Aside from the time-travel silliness, the film and musical is about the fading dreams of aspiring professionals in their 20s and 30s who see diminished opportunities and want to go back to the comfort of the past.
Miller initially had no intentions of making musical theater. When not touring with his four-piece band, he scores films, appears on podcasts and even starred in his own PBS series. Broadway or Broadway-adjacent didn't appeal.
Miller, who lives in Vermont, was simply turned off by the sheer amount of time it usually took: Fellow Vermont creators Anaïs Mitchell's “Hadestown” took 14 years and Trey Anastasio's “Hands on a Hardbody” took 10 years and closed after less than a month.
But Miller found himself gradually sucked in and enjoying a timeline that was accelerated. He was originally asked just to attend a workshop performance of “Safety Not Guaranteed” studded with Guster songs — basically, a Guster jukebox — and loved it. “Have I just been like a closeted theater kid my whole life?” he asked himself.
Soon he was writing original songs for it. He was a natural, since he had scored the film, knew the characters and the emotional beats. He wrote five new stage songs in a month and sent them to book writer Nick Blaemire.
“I remember after I finished that fifth song, I sent it to Nick, I was like, ‘Man, really fell in love with this.' Like something happened and I’m going to be really bummed if I don’t get to just see it once.'”
Miller then went on a writing tear, offering some 15 new songs in place of the Guster ones. “This was the rule: I was like, ‘Just let me beat it. If I don’t beat it, we’ll all know and that’s it.’"
One new song — “I Wanna Go Back” — shows Miller clearly having fun, with the lyrics: "We're losing our hair/It doesn't seem fair/All the best of our days are behind us and gone/Xbox/cheap buzz/tan lines/peach fuzz.”
Only three Guster songs — including “One Man Wrecking Machine” — made the cut. The rest are from Miller, who relished the storytellers' task of creating songs specifically tailored for the characters and moments.

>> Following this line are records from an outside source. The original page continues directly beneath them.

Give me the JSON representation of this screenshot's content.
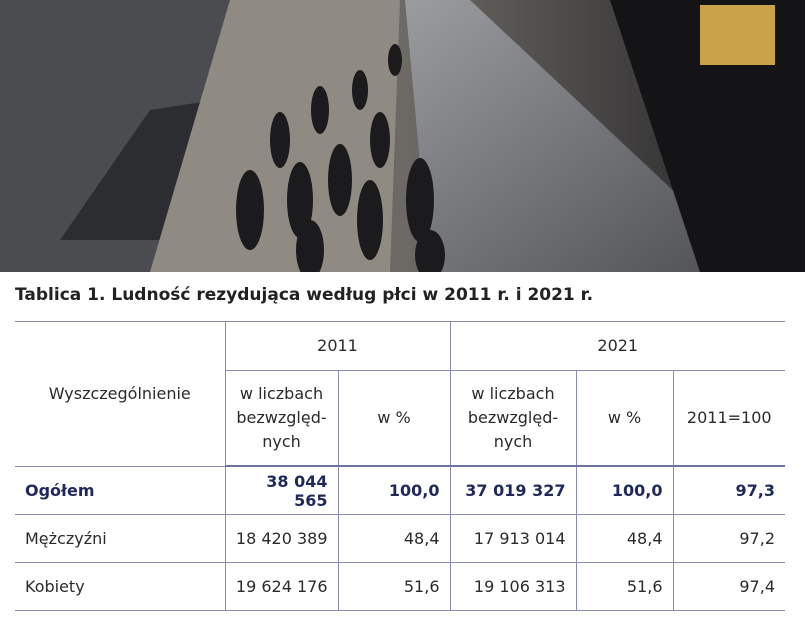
{
  "title": "Tablica 1. Ludność rezydująca według płci w 2011 r. i 2021 r.",
  "table": {
    "header": {
      "label": "Wyszczególnienie",
      "groups": [
        "2011",
        "2021"
      ],
      "columns": [
        "w liczbach\nbezwzględ-\nnych",
        "w %",
        "w liczbach\nbezwzględ-\nnych",
        "w %",
        "2011=100"
      ]
    },
    "rows": [
      [
        "Ogółem",
        "38 044 565",
        "100,0",
        "37 019 327",
        "100,0",
        "97,3"
      ],
      [
        "Mężczyźni",
        "18 420 389",
        "48,4",
        "17 913 014",
        "48,4",
        "97,2"
      ],
      [
        "Kobiety",
        "19 624 176",
        "51,6",
        "19 106 313",
        "51,6",
        "97,4"
      ]
    ]
  }
}
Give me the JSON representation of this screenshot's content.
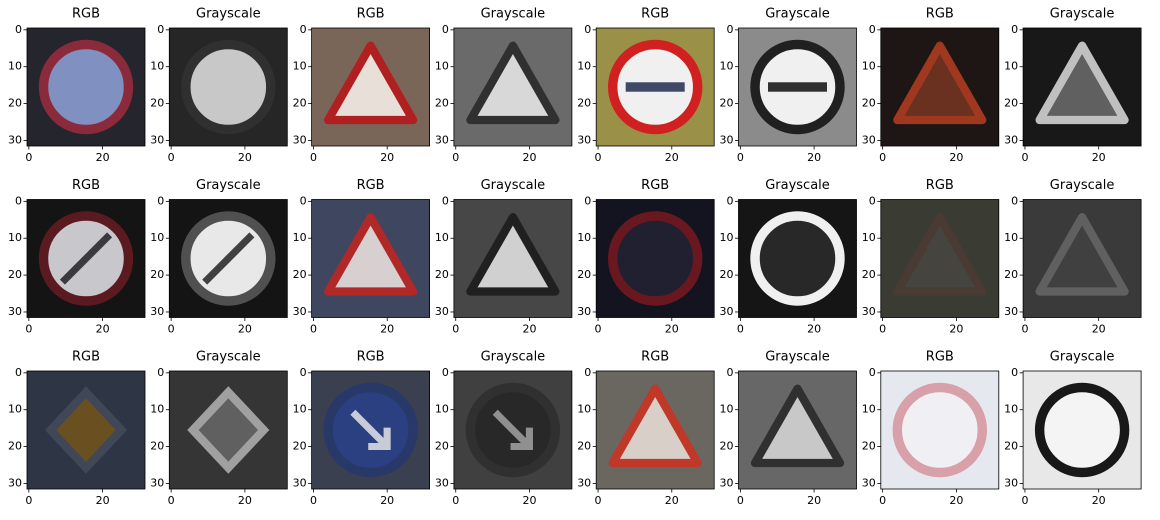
{
  "panels": [
    {
      "title": "RGB"
    },
    {
      "title": "Grayscale"
    },
    {
      "title": "RGB"
    },
    {
      "title": "Grayscale"
    },
    {
      "title": "RGB"
    },
    {
      "title": "Grayscale"
    },
    {
      "title": "RGB"
    },
    {
      "title": "Grayscale"
    },
    {
      "title": "RGB"
    },
    {
      "title": "Grayscale"
    },
    {
      "title": "RGB"
    },
    {
      "title": "Grayscale"
    },
    {
      "title": "RGB"
    },
    {
      "title": "Grayscale"
    },
    {
      "title": "RGB"
    },
    {
      "title": "Grayscale"
    },
    {
      "title": "RGB"
    },
    {
      "title": "Grayscale"
    },
    {
      "title": "RGB"
    },
    {
      "title": "Grayscale"
    },
    {
      "title": "RGB"
    },
    {
      "title": "Grayscale"
    },
    {
      "title": "RGB"
    },
    {
      "title": "Grayscale"
    }
  ],
  "yticks": [
    0,
    10,
    20,
    30
  ],
  "xticks": [
    0,
    20
  ]
}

"It’s been like, one of the greatest thrills, I think, of my artistic career to have been brought/stumbled/actively weaseled my way into this world. And I’m totally smitten,” he says.

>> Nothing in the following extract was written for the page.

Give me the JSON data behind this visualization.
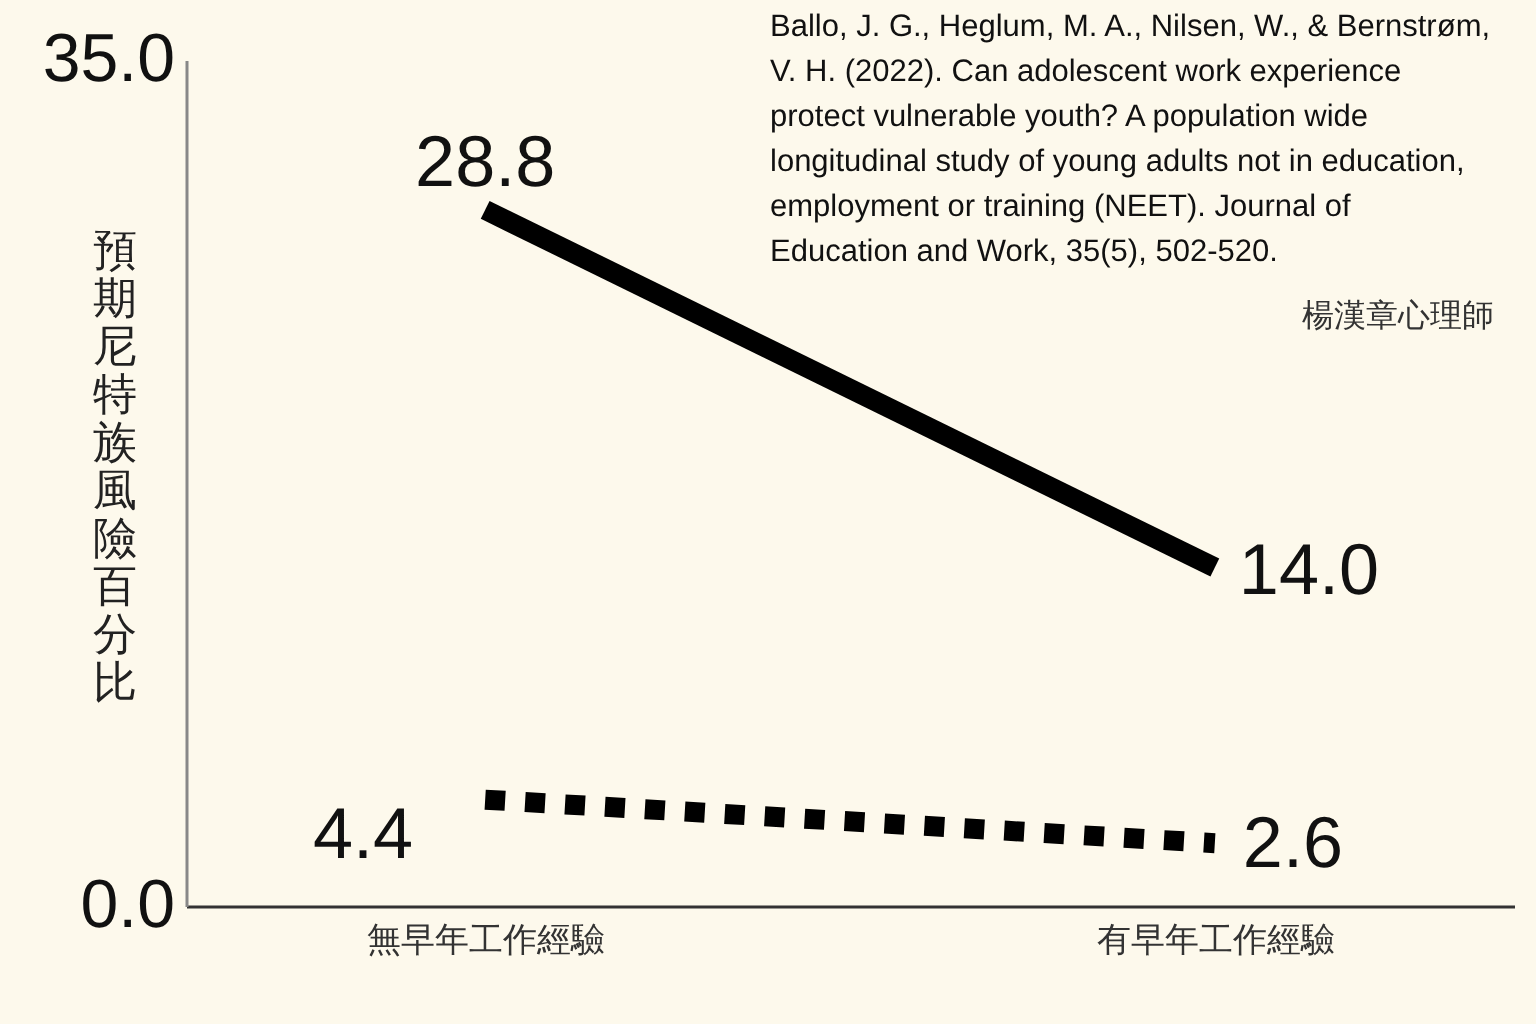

More and more alt-rockers may follow, attracted by the chance to show their multi-hyphenate-ness and the constancy. No matter how successful a rock band is, life on the road means one or two nights in a city; a stage show, on the other hand, is more like a residency.

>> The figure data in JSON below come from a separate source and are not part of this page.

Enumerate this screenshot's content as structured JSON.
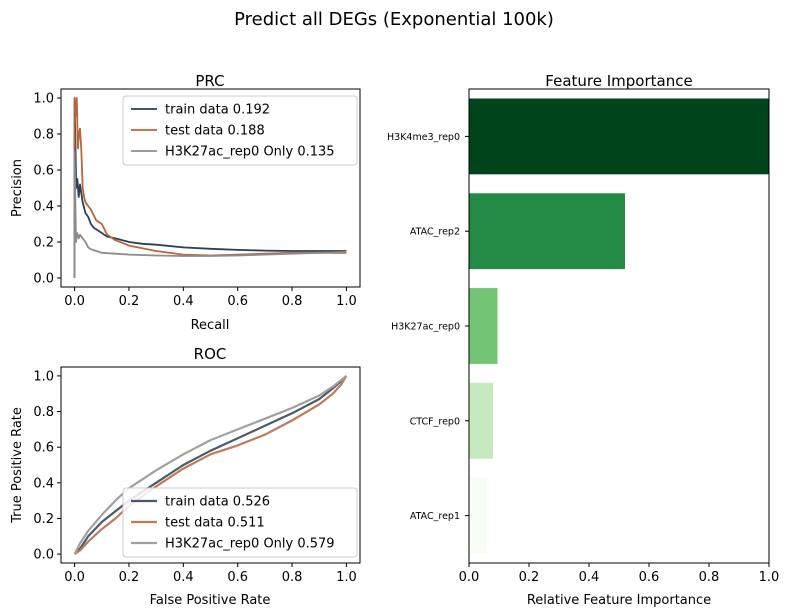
{
  "suptitle": "Predict all DEGs (Exponential 100k)",
  "chart_data": [
    {
      "type": "line",
      "title": "PRC",
      "xlabel": "Recall",
      "ylabel": "Precision",
      "xlim": [
        -0.05,
        1.05
      ],
      "ylim": [
        -0.05,
        1.05
      ],
      "xticks": [
        "0.0",
        "0.2",
        "0.4",
        "0.6",
        "0.8",
        "1.0"
      ],
      "yticks": [
        "0.0",
        "0.2",
        "0.4",
        "0.6",
        "0.8",
        "1.0"
      ],
      "legend_position": "top-right",
      "series": [
        {
          "name": "train data 0.192",
          "color": "#2b3f55",
          "x": [
            0.0,
            0.0,
            0.003,
            0.006,
            0.01,
            0.015,
            0.02,
            0.03,
            0.04,
            0.05,
            0.06,
            0.07,
            0.08,
            0.1,
            0.12,
            0.15,
            0.2,
            0.25,
            0.3,
            0.4,
            0.5,
            0.6,
            0.7,
            0.8,
            0.9,
            1.0
          ],
          "y": [
            0.0,
            1.0,
            0.75,
            0.5,
            0.55,
            0.45,
            0.52,
            0.42,
            0.36,
            0.34,
            0.3,
            0.28,
            0.27,
            0.25,
            0.23,
            0.22,
            0.2,
            0.19,
            0.185,
            0.17,
            0.162,
            0.156,
            0.152,
            0.15,
            0.15,
            0.15
          ]
        },
        {
          "name": "test data 0.188",
          "color": "#b8643c",
          "x": [
            0.0,
            0.0,
            0.004,
            0.008,
            0.012,
            0.016,
            0.02,
            0.025,
            0.03,
            0.035,
            0.04,
            0.05,
            0.06,
            0.08,
            0.1,
            0.12,
            0.15,
            0.2,
            0.3,
            0.4,
            0.5,
            0.6,
            0.7,
            0.8,
            0.9,
            1.0
          ],
          "y": [
            0.0,
            1.0,
            0.9,
            1.0,
            0.72,
            0.8,
            0.83,
            0.7,
            0.5,
            0.45,
            0.42,
            0.4,
            0.38,
            0.32,
            0.3,
            0.24,
            0.21,
            0.18,
            0.15,
            0.13,
            0.125,
            0.13,
            0.135,
            0.14,
            0.14,
            0.14
          ]
        },
        {
          "name": "H3K27ac_rep0 Only 0.135",
          "color": "#8c8c8c",
          "x": [
            0.0,
            0.0,
            0.005,
            0.01,
            0.015,
            0.02,
            0.03,
            0.04,
            0.05,
            0.06,
            0.08,
            0.1,
            0.15,
            0.2,
            0.3,
            0.4,
            0.5,
            0.6,
            0.7,
            0.8,
            0.9,
            1.0
          ],
          "y": [
            0.0,
            0.7,
            0.2,
            0.25,
            0.22,
            0.24,
            0.22,
            0.2,
            0.17,
            0.16,
            0.15,
            0.14,
            0.135,
            0.13,
            0.125,
            0.122,
            0.122,
            0.125,
            0.13,
            0.135,
            0.14,
            0.145
          ]
        }
      ]
    },
    {
      "type": "line",
      "title": "ROC",
      "xlabel": "False Positive Rate",
      "ylabel": "True Positive Rate",
      "xlim": [
        -0.05,
        1.05
      ],
      "ylim": [
        -0.05,
        1.05
      ],
      "xticks": [
        "0.0",
        "0.2",
        "0.4",
        "0.6",
        "0.8",
        "1.0"
      ],
      "yticks": [
        "0.0",
        "0.2",
        "0.4",
        "0.6",
        "0.8",
        "1.0"
      ],
      "legend_position": "bottom-right",
      "series": [
        {
          "name": "train data 0.526",
          "color": "#4a5a6a",
          "x": [
            0.0,
            0.02,
            0.05,
            0.1,
            0.15,
            0.2,
            0.3,
            0.4,
            0.5,
            0.6,
            0.7,
            0.8,
            0.9,
            0.95,
            0.98,
            1.0
          ],
          "y": [
            0.0,
            0.03,
            0.1,
            0.18,
            0.24,
            0.3,
            0.4,
            0.5,
            0.58,
            0.65,
            0.72,
            0.79,
            0.87,
            0.93,
            0.97,
            1.0
          ]
        },
        {
          "name": "test data 0.511",
          "color": "#c07a5a",
          "x": [
            0.0,
            0.02,
            0.05,
            0.1,
            0.15,
            0.2,
            0.3,
            0.4,
            0.5,
            0.6,
            0.7,
            0.8,
            0.9,
            0.95,
            0.98,
            1.0
          ],
          "y": [
            0.0,
            0.02,
            0.07,
            0.14,
            0.2,
            0.27,
            0.38,
            0.48,
            0.56,
            0.61,
            0.67,
            0.75,
            0.84,
            0.9,
            0.95,
            1.0
          ]
        },
        {
          "name": "H3K27ac_rep0 Only 0.579",
          "color": "#a0a0a0",
          "x": [
            0.0,
            0.02,
            0.05,
            0.1,
            0.15,
            0.2,
            0.3,
            0.4,
            0.5,
            0.6,
            0.7,
            0.8,
            0.9,
            0.95,
            1.0
          ],
          "y": [
            0.0,
            0.06,
            0.13,
            0.22,
            0.3,
            0.37,
            0.47,
            0.56,
            0.64,
            0.7,
            0.76,
            0.82,
            0.89,
            0.94,
            1.0
          ]
        }
      ]
    },
    {
      "type": "bar",
      "orientation": "horizontal",
      "title": "Feature Importance",
      "xlabel": "Relative Feature Importance",
      "ylabel": "",
      "xlim": [
        0,
        1
      ],
      "xticks": [
        "0.0",
        "0.2",
        "0.4",
        "0.6",
        "0.8",
        "1.0"
      ],
      "categories": [
        "H3K4me3_rep0",
        "ATAC_rep2",
        "H3K27ac_rep0",
        "CTCF_rep0",
        "ATAC_rep1"
      ],
      "values": [
        1.0,
        0.52,
        0.095,
        0.08,
        0.06
      ],
      "colors": [
        "#00441b",
        "#238b45",
        "#74c476",
        "#c7e9c0",
        "#f7fcf5"
      ]
    }
  ]
}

Miller says he's also embraced the narrowness of the role. When he's writing for Guster, the song can be about anything. When he wrote for “Safety Not Guaranteed,” the songs had clear guidelines.
“Having limitations actually really is a very compelling, very inspirational way because it can’t just be everything. It’s got to be within,” he says. “I call them sandboxes. I love a sandbox to play in and I love limitations.”